In the United States and Europe, stenographers and secretaries were usually male in the early and middle 19th century. Like accounting and clerical work requiring literacy (and often mathematical skills), office work was a respectable occupation for the young, educated male. Successful male office workers sometimes moved into managerial positions. The business office as the domain of men was justified by the claim that business was a “manly” sort of occupation–too rough-and-tumble for the ladies, and that it was inappropriate, especially for young, single women, to be in unsupervised contact with men.
All that began to change in the late 19th century. A number of factors contributed to a shift from well-paid male office workers to less well-paid female office workers. By the late 19th century there was a growing supply of educated women, owing in part to rising standards of education. Women workers had been used for many years in factories, so there was a precedent for using them elsewhere in business. Further, it was well-known that women workers could be hired for less money than men, which made them economically attractive. When technical innovations such as the typewriter began to appear in the late 19th century, businesses sometimes used the changeover to a more “mechanized” office to replace their high-wage male workers with women. Office work was re-organized around the use of machines and “systems.” This was particularly the case in the largest businesses, such as railroads, mailorder companies and insurance companies.
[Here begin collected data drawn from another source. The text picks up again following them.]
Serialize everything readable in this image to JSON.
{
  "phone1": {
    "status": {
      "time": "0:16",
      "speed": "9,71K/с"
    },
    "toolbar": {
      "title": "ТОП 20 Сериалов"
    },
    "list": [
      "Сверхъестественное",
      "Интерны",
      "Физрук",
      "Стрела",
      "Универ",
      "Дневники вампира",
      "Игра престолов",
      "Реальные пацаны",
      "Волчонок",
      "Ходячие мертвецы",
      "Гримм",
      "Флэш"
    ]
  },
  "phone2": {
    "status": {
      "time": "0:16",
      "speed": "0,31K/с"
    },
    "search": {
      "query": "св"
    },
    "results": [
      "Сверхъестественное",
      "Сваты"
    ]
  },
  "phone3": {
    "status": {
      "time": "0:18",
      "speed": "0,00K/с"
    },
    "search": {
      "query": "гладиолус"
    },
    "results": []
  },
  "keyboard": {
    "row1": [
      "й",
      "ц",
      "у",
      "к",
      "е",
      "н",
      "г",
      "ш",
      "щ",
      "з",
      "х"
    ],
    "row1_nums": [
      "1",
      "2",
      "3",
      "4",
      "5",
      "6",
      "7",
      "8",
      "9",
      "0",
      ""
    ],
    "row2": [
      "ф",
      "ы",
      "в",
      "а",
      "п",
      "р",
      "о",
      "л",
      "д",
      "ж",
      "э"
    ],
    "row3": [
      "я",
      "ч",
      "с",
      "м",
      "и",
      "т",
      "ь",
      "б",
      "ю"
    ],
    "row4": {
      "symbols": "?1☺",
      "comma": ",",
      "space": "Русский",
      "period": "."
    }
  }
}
In other cases, the shift from female to male workers came due to extraordinary events. World War I, for example, drew many men away from clerical positions, and sometimes they were replaced by women.
In general, by about 1920 female office workers were becoming the norm. Thousands of them worked as typists in large typing or secretarial “pools.” These were rooms with dozens of typing desks, where women worked all day translating written notes into typed correspondence.